The problem with personal finance is that there are multiple solutions to any one problem. If you think it’s simply about math, you’re wrong. Someone in credit card debt understands that when you use your credit card and don’t pay your entire bill, you’ll go into debt. They aren’t stupid, they know how interest works, but there is a non-math reason why they’re in debt.
If you had to boil down the book into a single sentence, then I’d say that Dave Ramsey’s Total Money Makeover is a book that gives you a good framework to get yourself out of debt and back on solid financial footing.
Dave Ramsey’s “Baby Steps” to Financial Freedom
At the core of Dave Ramsey’s advice is his “baby steps” towards financial freedom:
- Save $1,000 cash as a starter emergency fund
- Start the debt snowball
- Finish the emergency fund – accumulate 3-6 months of expenses
- Invest 15% of your income in retirement
- Save for college
- Pay off your home mortgage
- Build wealth – Invest, donate, enjoy life (without going into debt)
Debt Snowball Strategy
The debt snowball strategy is one that has received a lot of ink throughout the years. The strategy states that you should list all of your debts and their monthly payments. If you have extra cash to put towards debt, put it towards your smallest amounts first. When that debt has been repaid, take the amount you would’ve sent them and add it to the payment you make to the second smallest debt.
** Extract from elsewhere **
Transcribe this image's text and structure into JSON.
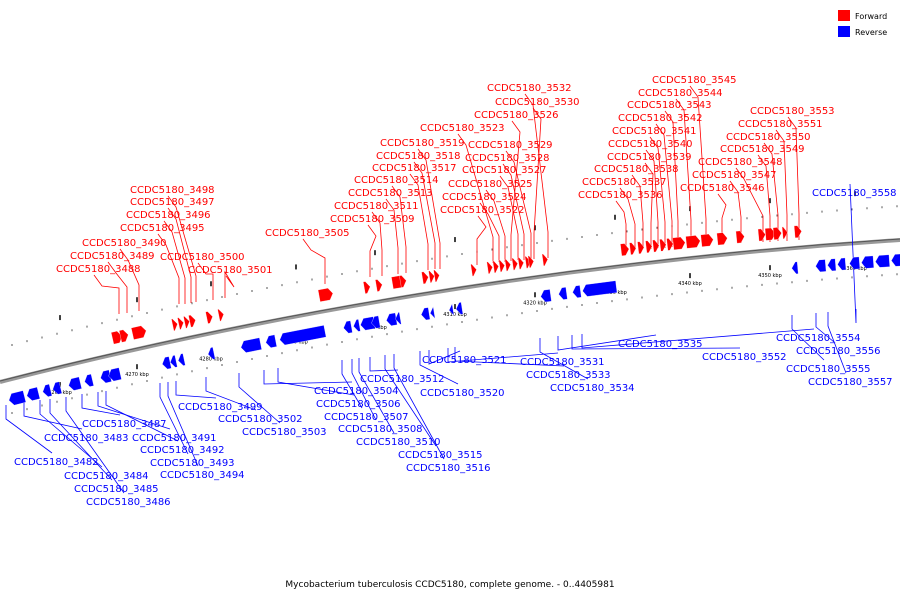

This way, as you pay off your debts, your monthly payments to the other debts increases like a snowball.
Why does this strategy work? It comes down to motivation and celebrating successes. It makes more financial sense, mathematically, to put your extra cash into the debt with the highest interest rate. However, by paying off the smaller debts, the number of debts you do have decreases. These successes give you the motivation to continue your payments and put you back on the right path.
The brilliance in this methodology, specifically the much maligned debt snowball strategy, is that it takes into account human psychology. That’s the non-math part of personal finance. Like I wrote earlier, people don’t get themselves into debt because they don’t understand math. No matter what you say about the inefficiencies in his strategy, the reality is that it works. I’d venture to guess that thousands of people have pulled themselves out of debt with the advice he’s given in just this one book.
The book is routinely in the top three in Amazon’s Personal Finance category, so if you’re struggling with debt, I think you might want to give this book a try. The book also contains a lot of motivational stories of people who probably were in more dire straits than you and were still able to pull themselves out.
One final recommendation, if you are in debt, borrow this book from the library and put that cash towards your smallest debt.